Tuesday, March 20, 2012

Mel Parnell obit

Mel Parnell, N.O. native and former Red Sox pitcher, dies at 89

 

He was not on the list.



Mel Parnell, the New Orleans native who went on to a star career in Major League Baseball as a starting pitcher for the Boston Red Sox, died Tuesday. He was 89.

Parnell spent his entire 10-year career with Boston, from 1947 to 1956. He was 17 years old, fresh out of S.J. Peters High School in New Orleans, when he signed with the Red Sox.

The southpaw became known as the winningest left-hander in Red Sox history, with a 123-75 record and a 3.50 ERA. His career win total ranks fourth in team history, behind only Cy Young, Roger Clemens and Tim Wakefield.

In 1949, Parnell led the league in wins as his Red Sox battled down to the wire for the American League pennant. They faced their nemesis, the New York Yankees, who would go on to beat the Brooklyn Dodgers in that year’s World Series.

Most famously, he pitched a no-hitter in 1956, his final season, with a 4-0 victory against the Chicago White Sox at Fenway Park. It was the first no-hitter by a Red Sox pitcher in 33 years.

“This is something a pitcher dreams of,” Parnell told The Times-Picayune in 2002. “You never expect it to happen.”

“On that particular day, I had a very good screwball. My slider was working good. That gave me pitches that I could work in and out on hitters. I pretty much was able to get the ball right where I wanted it with each pitch, and things fell in line for me,” Parnell said.

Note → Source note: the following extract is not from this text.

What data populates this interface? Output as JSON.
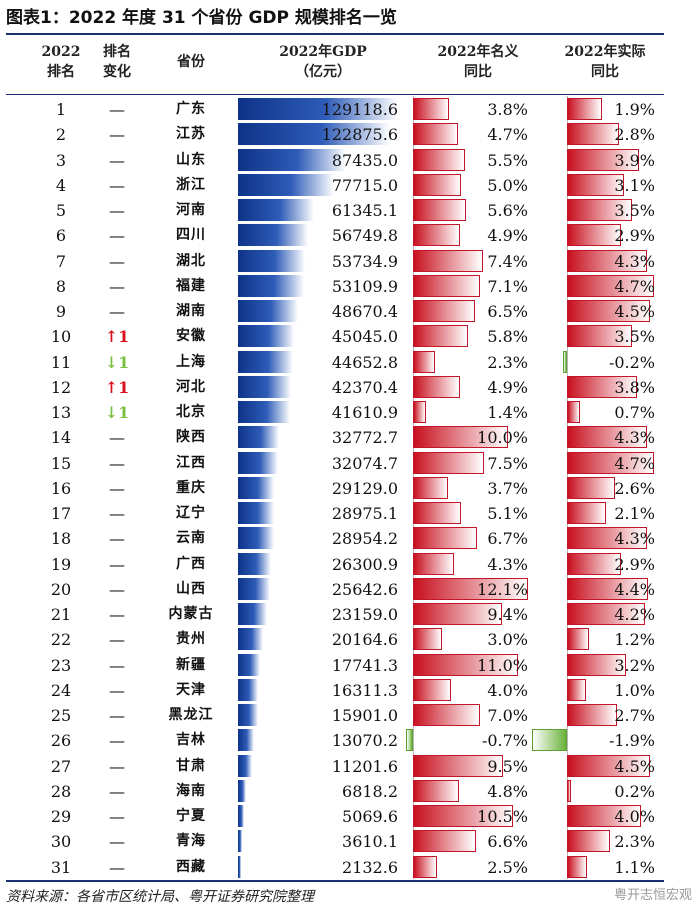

Parnell was a two-time All-Star selection and the AL starting pitcher for the 1949 All-Star team.

He was elected to the Boston Red Sox Hall of Fame in 1997.

After his playing career ended, because of a torn muscle in his pitching arm, Parnell managed the New Orleans Pelicans and a series of Red Sox farm clubs.

Parnell was also a member of the Red Sox broadcasting team in the 1960s. After his playing career, Parnell managed the New Orleans Pelicans of the Class AA Southern Association in 1959 and a series of Red Sox farm clubs from 1961 to 1963.

Parnell was a member of Boston's radio and television announcing crew from 1965 to 1968 and the Chicago White Sox' TV crew in 1969. He called the last out of the final regular season game of the 1967 Red Sox "Impossible Dream" season on WHDH-TV:

"Little soft pop-up...Petrocelli will take it...he does! The ball game is over! The Red Sox win it! And what a mob on this field! They're coming out of the stands from all over!"

Parnell was mentioned in the 1981 Terry Cashman song "Talkin' Baseball".

Parnell was a better than average hitting pitcher, posting a .198 batting average (132-for-668) with 52 runs, 1 home run, 50 RBI and 29 bases on balls. Defensively, he was better than average, recording a .971 fielding percentage which was 13 points higher than the league average at his position.

Parnell enjoyed his best season in 1949 when he went 25–7, leading the league in wins, complete games (27) and innings (295+1⁄3), and finished second with a 2.77 ERA. He was the starting pitcher for the American League in that year's All-Star Game and was selected again in 1951.

After two 18-win seasons in 1950 and 1951, and a 12–12 record in 1952, Parnell went 21–8 in 1953 with a 3.06 ERA and a career-high 136 strikeouts. On July 14, 1956, he no-hit the Chicago White Sox, 4–0, at Fenway Park. The no-hitter was the first for a Red Sox pitcher since Howard Ehmke in 1923, though this would prove the final highlight of Parnell's career, which would come to a premature end after the 1956 season, due to a torn muscle in his pitching arm. It would take 52 years until another Red Sox lefty would throw a no-hitter, a feat accomplished by Jon Lester in 2008.

Parnell still holds the Red Sox career mark for left-handed pitchers in games started, innings and victories.

Parnell once said the southpaw's enemy at Fenway Park was the smallness of the foul territory, not the wall. It's been said that following a victory in Fenway Park during which Johnny Pesky hit the deciding home run near the right field foul pole, Parnell named it the "Pesky Pole" or Pesky's Pole. Research, however, shows that Pesky hit just one home run in a game pitched by Parnell, a two-run shot in the first inning of a game against Detroit played on June 11, 1950. The game was eventually won by the visiting Tigers in the 14th inning on a three-run shot by Tigers right fielder Vic Wertz, as Parnell earned a no-decision that day.